Antileishmanial activity of amides from Piper amalago L. derivative, and synthetic analogs

DAG Cortez ¹, VS Carrara ¹, LZ Serra ¹, IG Demarchi ², MVC Lonardoni ², L Cardozo-Filho ³, EF Cunha-Júnior ⁴, EC Torres-Santos ⁴, AG Corrêa ⁵, JL Monteiro ⁵, LER Cortez ⁶

¹Departamento de Farmácia
²Departamento de Análises Clínicas
³Departamento de Engernharia Química, Universidade Estadual de Maringá, Maringá, PR
⁴Instituto Oswaldo Cruz, FIOCRUZ, Rio de Janeiro
⁵Departamento de Química, UFSCar, São Carlos
⁶Cesumar, Avenida Guedner, 1610 Maringá – PR, Brazil

Congress Abstract

Amides (1–2) were isolated from the chloroform extract of Piper amalago L. leaves.

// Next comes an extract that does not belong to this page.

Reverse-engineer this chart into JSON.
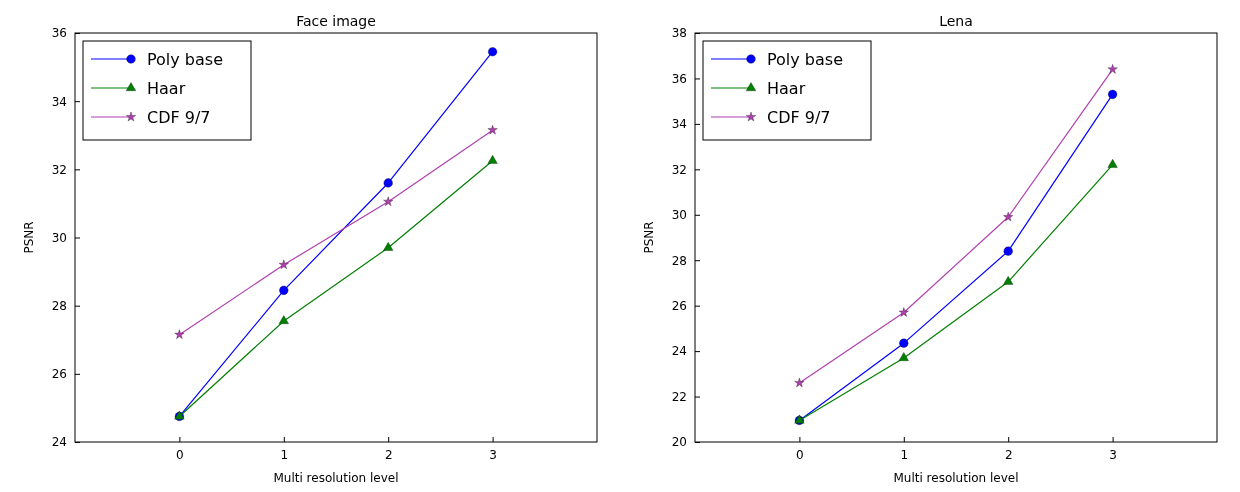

A derivative (3) and synthetic analogs (4–6) were prepared and all the compounds were tested against the promastigote and intracellular amastigote forms of Leishmania amazonensis. The cytotoxicity toward the J774A1 macrophages and the ability to induce nitric oxide production were also investigated. Compound 2 was the most active of all the compounds against the promastigote and intracellular amastigote forms with IC₅₀ values of 15µM and 14.5µM, respectively. None of the compounds modulated the production of nitric oxide, suggesting a direct mechanism of action on Leishmania.